Monday, April 26, 2021

Weekend rankings: The Canadiens’ spot slips away, while the Central race is down to two

Look, we’re not saying it’s going to happen. We’re not even saying it’s likely to happen.

Still, you’re a little nervous about missing the playoffs, right Habs fans?

OK, probably not. Being “a little nervous” was two weeks ago, when the Habs were refusing to close this thing out even as the Flames were spiraling and the Canucks were sidelines. By last week, we were asking how worried the Canadiens should be, and the answer their fans kept offering was “A whole lot, but thanks for asking, really glad you brought that up right now”.

Here’s where we’re at in the North. The Leafs just took two from the Jets in games that saw Winnipeg pull its star goalie and bench its best forward, so even though we’ve been here before, it’s feeling pretty safe to say Toronto will finish first unless they collapse. That will give us an intriguing Jets/Oilers matchup in the first round, with lots of old-school Smythe Division baggage to unpack.

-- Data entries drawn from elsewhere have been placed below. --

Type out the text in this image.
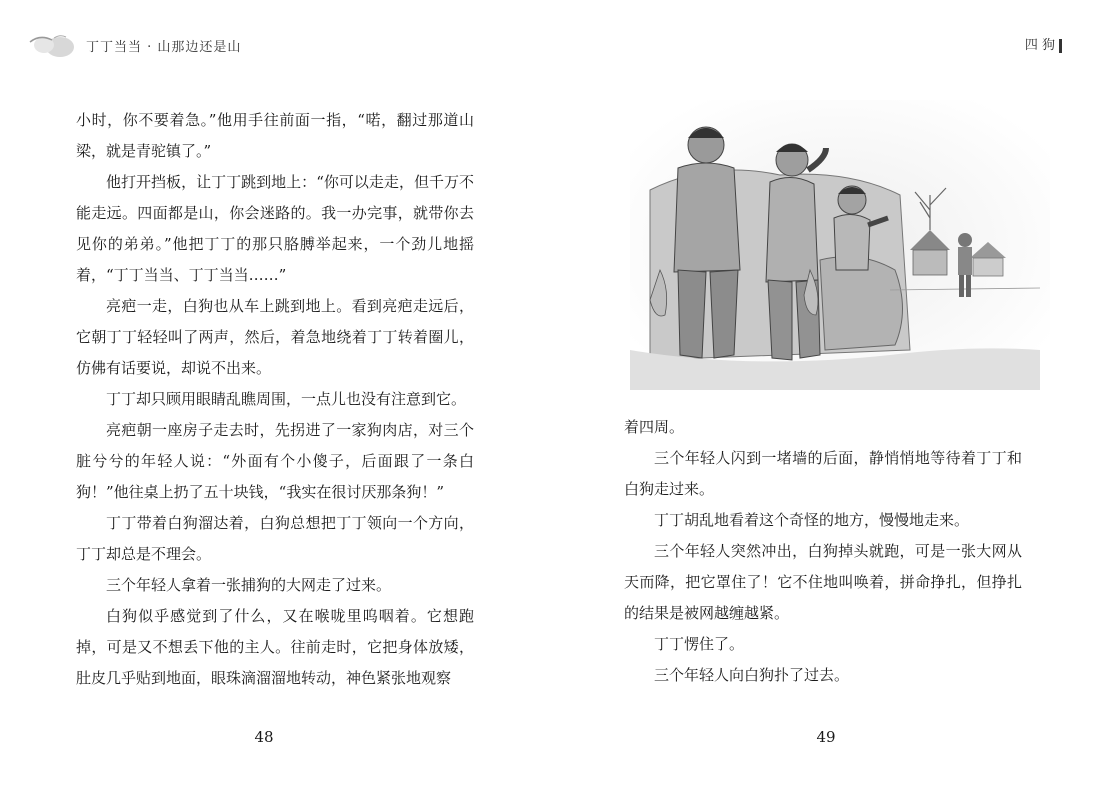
丁丁当当 · 山那边还是山

小时，你不要着急。”他用手往前面一指，“喏，翻过那道山梁，就是青驼镇了。”

他打开挡板，让丁丁跳到地上：“你可以走走，但千万不能走远。四面都是山，你会迷路的。我一办完事，就带你去见你的弟弟。”他把丁丁的那只胳膊举起来，一个劲儿地摇着，“丁丁当当、丁丁当当……”

亮疤一走，白狗也从车上跳到地上。看到亮疤走远后，它朝丁丁轻轻叫了两声，然后，着急地绕着丁丁转着圈儿，仿佛有话要说，却说不出来。

丁丁却只顾用眼睛乱瞧周围，一点儿也没有注意到它。

亮疤朝一座房子走去时，先拐进了一家狗肉店，对三个脏兮兮的年轻人说：“外面有个小傻子，后面跟了一条白狗！”他往桌上扔了五十块钱，“我实在很讨厌那条狗！”

丁丁带着白狗溜达着，白狗总想把丁丁领向一个方向，丁丁却总是不理会。

三个年轻人拿着一张捕狗的大网走了过来。

白狗似乎感觉到了什么，又在喉咙里呜咽着。它想跑掉，可是又不想丢下他的主人。往前走时，它把身体放矮，肚皮几乎贴到地面，眼珠滴溜溜地转动，神色紧张地观察

48
四 狗

着四周。

三个年轻人闪到一堵墙的后面，静悄悄地等待着丁丁和白狗走过来。

丁丁胡乱地看着这个奇怪的地方，慢慢地走来。

三个年轻人突然冲出，白狗掉头就跑，可是一张大网从天而降，把它罩住了！它不住地叫唤着，拼命挣扎，但挣扎的结果是被网越缠越紧。

丁丁愣住了。

三个年轻人向白狗扑了过去。

49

So who gets fourth? For most of the second half, that’s been Montreal’s spot to lose. It still is, but man, they’re working on it. They’ve won three of their last 11, they can’t score, and Carey Price and Brendan Gallagher are both out. They can’t use Cole Caufield because they don’t have cap space, and they don’t have cap space because of how Marc Bergevin approached the deadline, and here we are.

But despite it all, they came into this week with an opportunity to put the whole thing to bed. A five-game Alberta trip featuring three against the Flames was a chance to knock out Calgary with a win or two, at which point it would just be about holding serve long enough to outlast the Canucks.

Instead, the Habs split two with the Oilers and then dropped the first two of the Calgary series, both in regulation. That moved the Flames to within six points, which is still a big gap, and if Montreal win the finale tonight then that’s probably about it for Calgary. But if the Flames finish the sweep, hoo boy.

Meanwhile, the Canucks are lurking, even with Elias Pettersson unlikely to return this year. They’re ten points back but with five in hand, including two more this week against the Senators. Dom has Vancouver’s odds at 19% and the Flames at 11%, which leaves the Habs sitting well north of “probably” but nowhere close to “sure thing”.

The bottom line is that Montreal is still running this show. They’ve got ten games left including tonight and if they win, let’s say six of them, we’re pretty much done. Winning six of ten isn’t too much to ask. It’s pretty much the baseline expectation for a playoff team.

Is that what the Canadiens are? We’re not sure. We’ve got ten games to find out.